Kali ini Kila yang merespon. "Gue seneng banget impian lo udah terkabul, Zi. Cuman yang bikin gue sedih lo bakal jauh dari kita. Em... semoga berhasil ya. I proud of you, Zia."
"Bawa medali emas yang banyak, ya!" imbuh Kila dengan keras.
"Meskipun kita baru kenal, ya, Zi. Gue—" ucapan Dara terpotong.

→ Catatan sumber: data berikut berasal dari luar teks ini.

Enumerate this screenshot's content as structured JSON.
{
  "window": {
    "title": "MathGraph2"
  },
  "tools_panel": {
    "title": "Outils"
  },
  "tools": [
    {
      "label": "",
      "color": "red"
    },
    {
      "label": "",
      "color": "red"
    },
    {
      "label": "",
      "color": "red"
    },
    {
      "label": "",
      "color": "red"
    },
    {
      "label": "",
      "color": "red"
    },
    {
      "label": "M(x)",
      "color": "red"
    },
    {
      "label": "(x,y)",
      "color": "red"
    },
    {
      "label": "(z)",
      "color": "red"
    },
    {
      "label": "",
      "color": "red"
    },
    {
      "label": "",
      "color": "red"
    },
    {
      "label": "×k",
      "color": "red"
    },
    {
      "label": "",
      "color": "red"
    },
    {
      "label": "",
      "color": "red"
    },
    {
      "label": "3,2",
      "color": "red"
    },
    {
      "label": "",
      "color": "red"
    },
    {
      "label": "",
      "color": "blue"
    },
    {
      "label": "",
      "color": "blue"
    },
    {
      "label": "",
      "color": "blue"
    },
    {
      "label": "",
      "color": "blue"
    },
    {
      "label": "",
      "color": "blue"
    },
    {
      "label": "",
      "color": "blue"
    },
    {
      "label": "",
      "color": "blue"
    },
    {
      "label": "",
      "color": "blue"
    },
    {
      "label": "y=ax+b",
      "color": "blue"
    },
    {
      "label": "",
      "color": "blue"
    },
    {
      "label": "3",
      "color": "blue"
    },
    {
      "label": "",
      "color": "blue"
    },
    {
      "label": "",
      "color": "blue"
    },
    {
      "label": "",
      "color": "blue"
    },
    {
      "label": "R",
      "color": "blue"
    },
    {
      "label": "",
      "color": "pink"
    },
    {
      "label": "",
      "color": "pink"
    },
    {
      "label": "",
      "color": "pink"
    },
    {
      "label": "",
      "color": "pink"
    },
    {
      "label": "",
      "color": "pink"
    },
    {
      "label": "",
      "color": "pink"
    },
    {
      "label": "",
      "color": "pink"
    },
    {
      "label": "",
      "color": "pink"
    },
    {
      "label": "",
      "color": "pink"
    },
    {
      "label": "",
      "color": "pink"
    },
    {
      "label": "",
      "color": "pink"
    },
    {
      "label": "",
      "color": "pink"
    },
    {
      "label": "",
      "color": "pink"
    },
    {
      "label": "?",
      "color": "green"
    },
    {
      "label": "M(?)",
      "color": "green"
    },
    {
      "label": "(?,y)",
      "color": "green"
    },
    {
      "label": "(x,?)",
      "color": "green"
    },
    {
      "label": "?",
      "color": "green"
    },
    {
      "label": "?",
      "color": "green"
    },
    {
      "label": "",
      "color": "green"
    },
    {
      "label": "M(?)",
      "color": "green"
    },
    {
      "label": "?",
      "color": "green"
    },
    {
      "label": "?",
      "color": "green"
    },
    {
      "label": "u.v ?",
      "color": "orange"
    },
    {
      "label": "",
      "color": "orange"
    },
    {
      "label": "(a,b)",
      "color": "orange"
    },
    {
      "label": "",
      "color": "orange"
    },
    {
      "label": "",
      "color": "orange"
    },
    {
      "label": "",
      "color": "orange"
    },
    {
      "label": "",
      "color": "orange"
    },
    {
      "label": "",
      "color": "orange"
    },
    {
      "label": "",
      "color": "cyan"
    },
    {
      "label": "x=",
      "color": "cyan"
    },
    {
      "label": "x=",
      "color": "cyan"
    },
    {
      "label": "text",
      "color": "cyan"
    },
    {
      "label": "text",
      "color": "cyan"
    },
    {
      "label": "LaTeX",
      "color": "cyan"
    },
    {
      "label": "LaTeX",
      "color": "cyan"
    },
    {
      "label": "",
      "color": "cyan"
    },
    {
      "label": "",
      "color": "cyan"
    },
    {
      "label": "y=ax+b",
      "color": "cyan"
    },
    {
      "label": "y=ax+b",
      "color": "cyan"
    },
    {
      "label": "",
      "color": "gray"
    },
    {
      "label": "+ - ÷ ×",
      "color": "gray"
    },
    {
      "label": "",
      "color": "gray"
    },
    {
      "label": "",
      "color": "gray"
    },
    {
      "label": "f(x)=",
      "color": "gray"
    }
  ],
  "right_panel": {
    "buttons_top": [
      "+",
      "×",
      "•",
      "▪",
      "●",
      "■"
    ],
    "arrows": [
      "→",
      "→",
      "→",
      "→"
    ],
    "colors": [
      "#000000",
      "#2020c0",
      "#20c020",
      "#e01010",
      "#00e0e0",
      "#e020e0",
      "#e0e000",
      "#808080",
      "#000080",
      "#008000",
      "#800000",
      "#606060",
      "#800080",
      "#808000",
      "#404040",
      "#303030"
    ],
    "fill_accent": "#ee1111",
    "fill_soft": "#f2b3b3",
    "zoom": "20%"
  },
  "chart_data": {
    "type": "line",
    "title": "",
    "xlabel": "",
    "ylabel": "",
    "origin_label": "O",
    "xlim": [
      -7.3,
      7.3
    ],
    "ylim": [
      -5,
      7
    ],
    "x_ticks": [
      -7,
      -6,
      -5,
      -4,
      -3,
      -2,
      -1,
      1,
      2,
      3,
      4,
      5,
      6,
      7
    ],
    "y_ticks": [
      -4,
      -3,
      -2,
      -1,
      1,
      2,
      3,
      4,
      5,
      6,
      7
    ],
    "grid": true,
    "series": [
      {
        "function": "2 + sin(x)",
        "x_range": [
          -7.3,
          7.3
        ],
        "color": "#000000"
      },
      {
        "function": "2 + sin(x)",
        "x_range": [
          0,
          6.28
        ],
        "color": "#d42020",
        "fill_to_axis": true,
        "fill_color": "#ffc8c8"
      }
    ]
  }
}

Suara nampan aluminium yang terjatuh dengan keras mengalihkan perhatian mereka. Dari depan sana suaranya berasal, akibat ulah seorang cowok, dan itu adalah... cowok yang tadi bisu—yang dikira bisu tadi pagi? Entahlah Dara lupa lupa ingat.
"Lo nyari masalah sama gue?" kata cowok berjaket hitam.
"Gue rasa yang lo yang suka nyari masalah sama gue." Cowok itu mengambil nampan lalu menyerahkan nampan kepada lawan bicaranya. Menyisakan pecahan piring dan nasi yang berserakan.
Semua siswa tampak tidak menghiraukan keduanya, sudah biasa mereka seperti ini.
Tidak bagi Dara, dia masih saja memperhatikan kedua cowok itu. Kila mengibaskan tangannya ke depan wajah Dara. "Kedip, jangan melotot terus."
"Ih apaan sih, mereka kaya mau beranten loh, masa ga ada yang ngelerai sih?" tanya Dara heran.
"Biarin aja, mereka enggak bakalan berantem. Palingan bentar lagi Delta pergi, terus si anak osis itu, namanya Arion, dia yang bakal bersihin semuanya," jawab Zia dengan mengunyah makanannya.
Delta, cowok yang tadi pagi Dara temui memang tidak suka berdebat, dia tidak ingin membuang waktunya untuk hal yang tidak berguna semacam itu. Sedangkan Arion, dia sangat patuh aturan dan sangat membenci Delta. Jadi setiap bertemu dengan cowok itu, amarahnya tiba-tiba muncul begitu saja.
Dara menggut-manggut mendengarkan penjelasan dari Zia, kemudian mereka mulai menyibukan kembali dengan nasi goreng yang dianggurin sejak tadi.
KAMU SEDANG MEMBACA
Clandestine (revisi)
Novela JuvenilSMA Wijayakusuma, sekolah dengan fasilitas pendidikan yang sangat lengkap. Disebut-sebut sebagai sekolah yang paling berhasil menjadikan alumninya mengenyam kesuksesan, membuat banyak siswa yang mengidam-idamkan sekolah ini. Namun, dibalik itu semu...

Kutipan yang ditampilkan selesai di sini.